I can understand what the range is by looking at the graph however I don't know how to find this algebraically. Is there a method that I can use every time to get the range?
Also I know there is an oblique asymptote at $1/2x-1/4$. How can I use this to help me?
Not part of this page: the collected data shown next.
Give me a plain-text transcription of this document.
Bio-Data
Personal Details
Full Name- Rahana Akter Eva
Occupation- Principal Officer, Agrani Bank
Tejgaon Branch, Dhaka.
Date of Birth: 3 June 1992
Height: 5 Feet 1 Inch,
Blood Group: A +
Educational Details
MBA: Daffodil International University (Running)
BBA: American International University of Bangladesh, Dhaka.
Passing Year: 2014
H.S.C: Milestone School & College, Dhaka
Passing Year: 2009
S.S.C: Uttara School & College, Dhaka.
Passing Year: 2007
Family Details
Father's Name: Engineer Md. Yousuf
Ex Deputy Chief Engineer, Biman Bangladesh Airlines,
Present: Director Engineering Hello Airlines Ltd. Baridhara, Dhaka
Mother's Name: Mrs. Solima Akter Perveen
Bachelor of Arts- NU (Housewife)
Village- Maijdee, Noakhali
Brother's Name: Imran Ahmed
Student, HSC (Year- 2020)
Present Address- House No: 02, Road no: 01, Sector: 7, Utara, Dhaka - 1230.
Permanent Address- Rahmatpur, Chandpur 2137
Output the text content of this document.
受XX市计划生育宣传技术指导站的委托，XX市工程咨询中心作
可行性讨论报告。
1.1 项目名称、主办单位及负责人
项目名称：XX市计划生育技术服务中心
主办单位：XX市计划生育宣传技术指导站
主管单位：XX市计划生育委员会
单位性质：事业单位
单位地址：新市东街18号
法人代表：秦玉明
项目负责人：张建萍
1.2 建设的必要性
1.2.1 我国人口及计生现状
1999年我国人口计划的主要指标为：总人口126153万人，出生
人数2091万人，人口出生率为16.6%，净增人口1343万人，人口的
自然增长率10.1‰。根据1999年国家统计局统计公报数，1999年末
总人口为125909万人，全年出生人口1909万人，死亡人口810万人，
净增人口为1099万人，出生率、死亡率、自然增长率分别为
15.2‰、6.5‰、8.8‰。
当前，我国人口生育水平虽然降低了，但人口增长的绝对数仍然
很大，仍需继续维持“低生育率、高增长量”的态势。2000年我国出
The range according to the graph is $(-\infty,-3)\cup(2,\infty)$
 A: Here's a method without calculus.
Let $f(x)=y=\frac{x^2+6}{2x+1}\Rightarrow 2xy+y=x^2+6\Rightarrow x^2-2xy+6-y=0\Rightarrow x=\frac{2y±\sqrt{4y^2-24+4y}}{2}$
Denominator can never be $0$ in this case. So the domain depends only upon $4y^2-24+4y\Rightarrow 4y^2+4y-24≥0\Rightarrow 4(y-2)(y+3)≥0\Rightarrow (y-2)(y+3)≥0\Rightarrow y\in(- \infty, -3]\cup[2,\infty).$
Hence the range of the $f(x)$ is
$(- \infty, -3]\cup[2,\infty)$
I guess you know solving inequalities...
A: To find the range of a function, my first instinct is to check whether the graph has an inverse. We can do this informally using the Horizontal Line Test. If no Horizontal Line intersects the function more than once, then the function has an inverse. With that, we can find $f(y) = x$. The "domain" of $f(y)$ would be the range of the function $f(x)$.
Else, we can use the derivatives of the function to help us find the maximum and minimum which gives us the lower and upper bound of the range of $f(x)$.
A: Using the resource shared by @user10101, we have that:
$$y=\dfrac{x^2+6}{2x+1}\Rightarrow y(2x+1)=x^2+6\Rightarrow 0=x^2-2xy-y+6$$
Then we can use the quadratic formula, which yields:
$$x=\dfrac{2y\pm\sqrt{4y^2+4y-24}}{2}=y\pm\sqrt{y^2+y-6}=y\pm\sqrt{(y+3)(y-2)}$$
Since the term inside the square root has to be nonnegative, we have that if $y\geq2$ then the term is always positive. On the other hand, if $y<2$ then $(y-2)$ is negative, so $(y+3)$ has to be negative to get a positive sign, which happens when $y\leq-3$. That gives you the range you obtained.